Scientists wage fight against aging bone marrow stem cell niche
CINCINNATI – As people get older so do the hematopoietic stem cells (HSCs) that form their blood, creating an increased risk for compromised immunity and certain blood cancers. Now researchers are reporting in the scientific journal EMBO that the bone marrow niche where HSC's form also ages, contributing to the problem.
In a study published March 2, scientists from the University of Ulm in Germany and Cincinnati Children's Hospital Medical Center in the United States propose rejuvenating the bone marrow niche where HSCs are created. This could mean younger acting HSCs that form healthier blood cells, boosted immunity in older people, and a better defense mechanism against certain cancers, according to study authors.
Conducting their study in mouse models, the scientists point to cells in the bone marrow called osteoblasts, which help form bone. Osteoblasts make a protein called osteopontin, which is important to supporting a vibrant bone marrow environment in the creation of blood-forming HSCs.
"We show that the place where HSCs form in the bone marrow loses osteopontin upon aging, but if you give back the missing protein to the blood-forming cells they suddenly rejuvenate and act younger," says Hartmut Geiger, PhD, study lead investigator at the Institute for Molecular Medicine and Aging Research Center at the University of Ulm, and the Division of Experimental Hematology and Cancer Biology at Cincinnati Children's. "Our study points to exciting novel ways to have a better immune system and possibly less blood cancer upon aging by therapeutically targeting the place where blood stem cells form."
Because the study was in mice, its findings cannot at this stage be extended to clinical treatment of human patients, the authors say. But the data provide interesting leads that one day could benefit human health.
Bone marrow time warp
The researchers conducted a number of experiments to test the formation and vitality of cells in and near the bone marrow microenvironment. One test in aging mice looked at the formation of endosteum stroma cells, which form a thin layer of connective tissue on the inner surface of bones. Another experiment monitored levels of osteopontin and other proteins linked to distinct cells in bone marrow during the aging process.
Study authors say they observed reduced production of osteoblasts and other stroma cells in the endosteum of older mice. They also saw decreased osteopontin protein levels in the bone marrow of older animals, which they note was associated with reduced vigor and function of blood-forming HSCs.
Reversing the niche aging process
Scientists followed up the earlier experiments by transplanting bone marrow cells from older mice (19-21 months) into young mice (8 to 10 weeks). In two other experiments, the authors also transplanted aged HSCs from older mice into younger mice, and they treated aged HSCs with a recombinant form of the osteopontin protein.
Transplantation into the younger animals caused cells to act in a younger more vital manner, the authors report. This includes the presence of smaller numbers of HSCs with greater potential for forming different types of blood cells, which included larger populations of B and T cells and smaller production of myeloid cells.

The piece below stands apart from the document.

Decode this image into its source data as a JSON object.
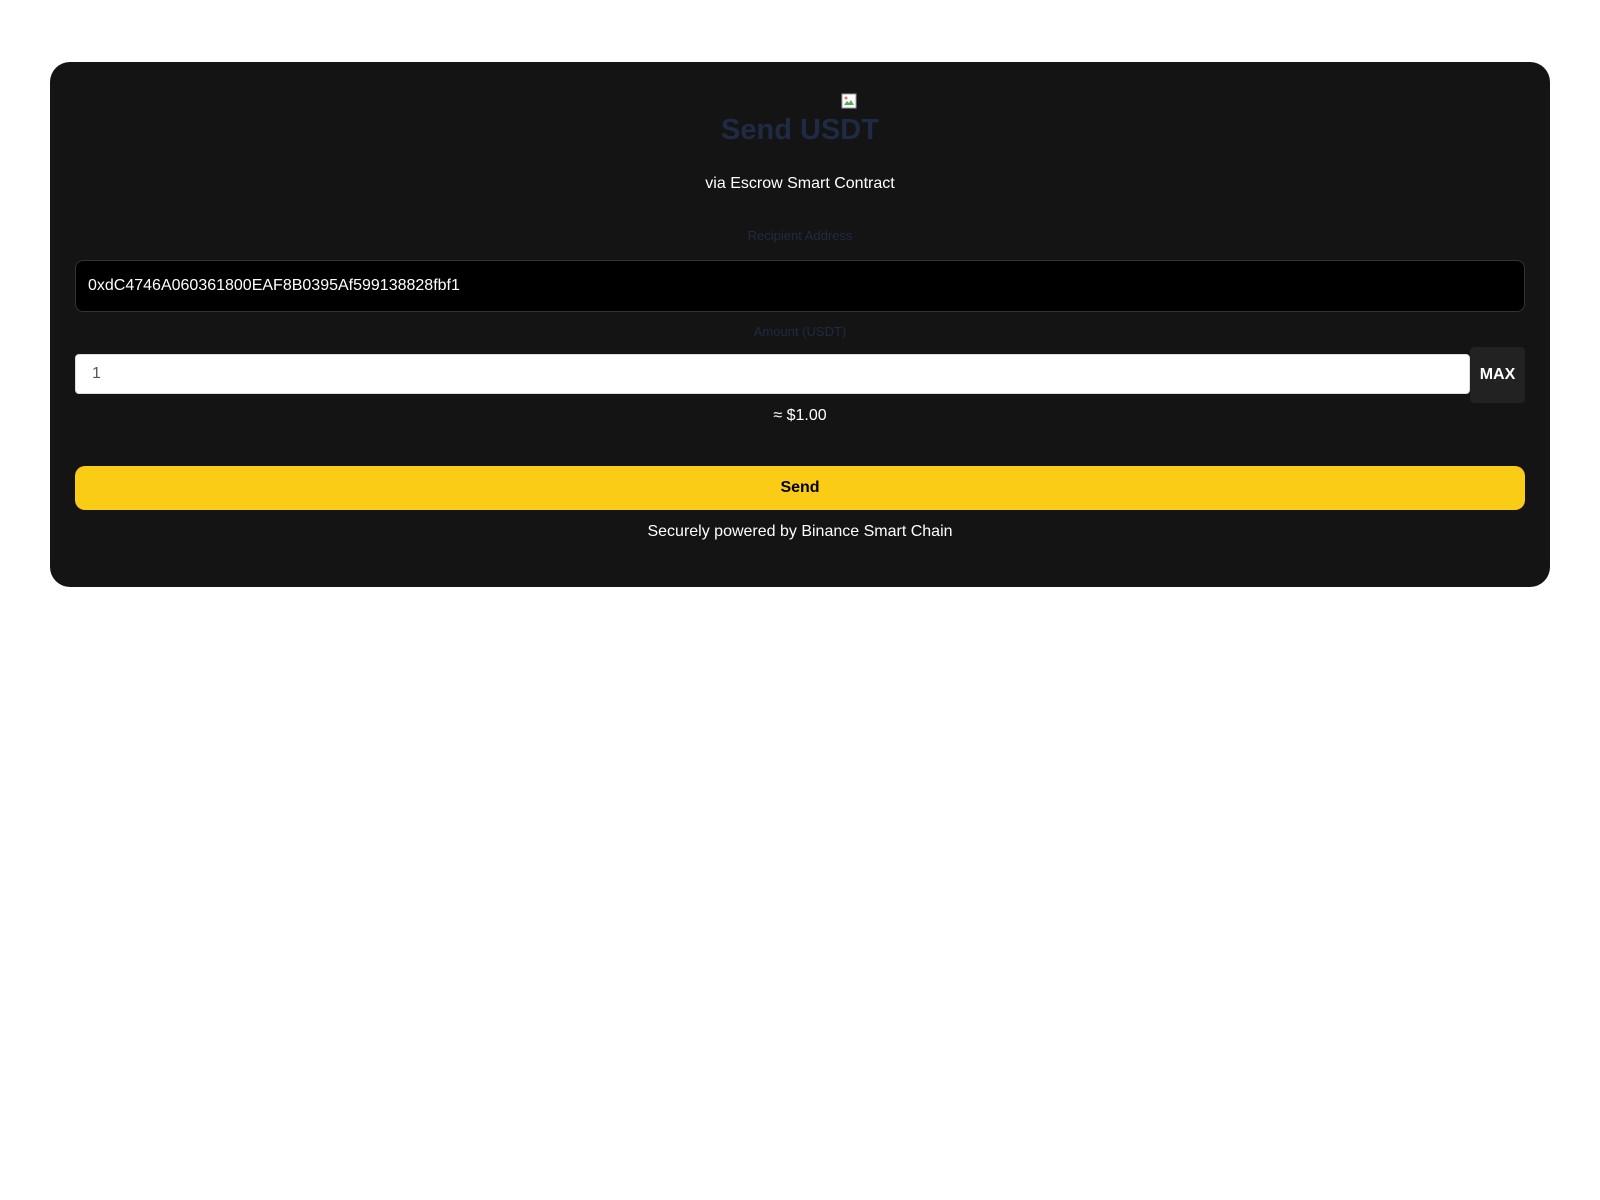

The authors also saw aged HSCs treated with recombinant osteopontin regain their youthful characteristics and capacity to form different blood-cell types. Also observed was diminished signaling of the protein Cdc42, a protein that Geiger and his team previously showed causes HSCs to age.
Osteopontin levels are not only low in the bone marrow niche, but also in the blood upon aging. As a follow up to the current study, the researchers are investigating the possibility to use osteopontin replacement therapy in mice to counter the influence of an aging niche directly in the animals.
First author on the paper was Novella Guidi, a PhD student and member of the Geiger laboratory. Funding support for the study came from the Deutsche Forschungsgemeinschaft (KFO 142 and SFB 1074), the BMBF-funded Program SyStaR, and the National Institutes of Health (HL076604, DK077762, AG040118).